Tables and captions below from discovery paper: arxiv.org/pdf/1208.3712v1.pdf
Kepler-38 System Diagram
Fig. 6.— Top: A scaled, face-on view of the orbits in the Kepler-38 system is shown. The configuration shown is correct for the reference epoch given in Table 1. On this scale the stars and the planet are too small to be seen and are represented by the small boxes. The labels A, B, and b denote the primary star, the secondary star, and the planet, respectively. Bottom: The region between the vertical lines in the top diagram is shown on an expanded scale with an orientation corresponding to what would be seen from Earth. Transits of b across A are observed, and occultations of b due to A occur but are not observable given the noise level. Transits of b across B and occultations of b due to B do not occur in this configuration.

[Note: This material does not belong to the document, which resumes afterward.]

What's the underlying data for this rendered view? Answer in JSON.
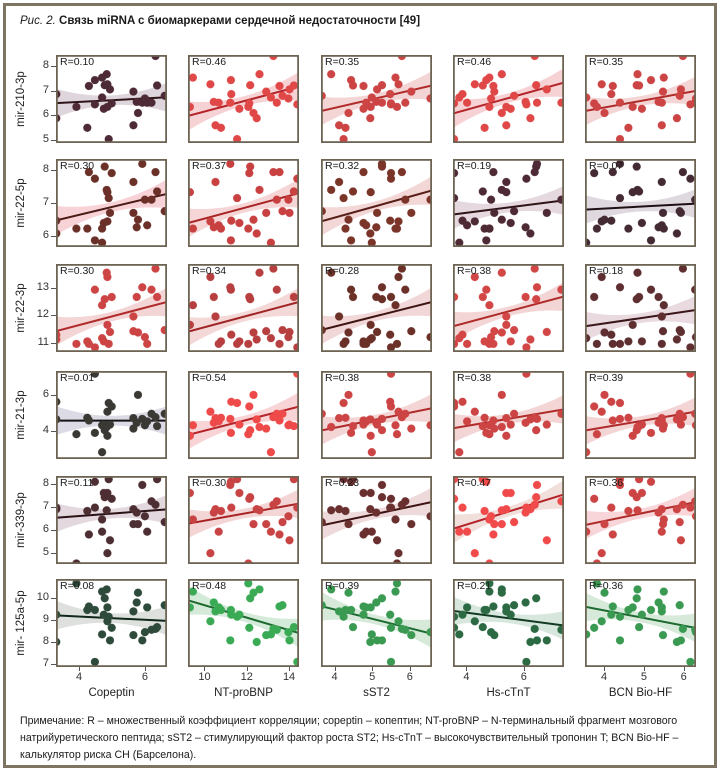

Light curve (Quarters 1-11)
Fig. 1.— Top: the SAP light curves of Kepler-38. The colors denote the season and hence the spacecraft orientation with black for Q1, Q5, and Q9, red for Q2, Q6, and Q10, green for Q3, Q7, and Q11, and blue for Q4 and Q8. Bottom: The normalized light curve with the instrumental trends removed. One primary eclipse was missed in the relatively long interval between the end of Q7 and the start of Q8.
8 Transit Events
Fig. 3.— The unbinned Kepler light curves with the eight transit events and the best-fitting model are shown. The orbital phase of each event is indicated. Note the correlation between the width of the transit event and the orbital phase. Transits near primary eclipse (φ = 0) are narrow, whereas transits near the secondary eclipse (φ ≈ 0.5) are wide.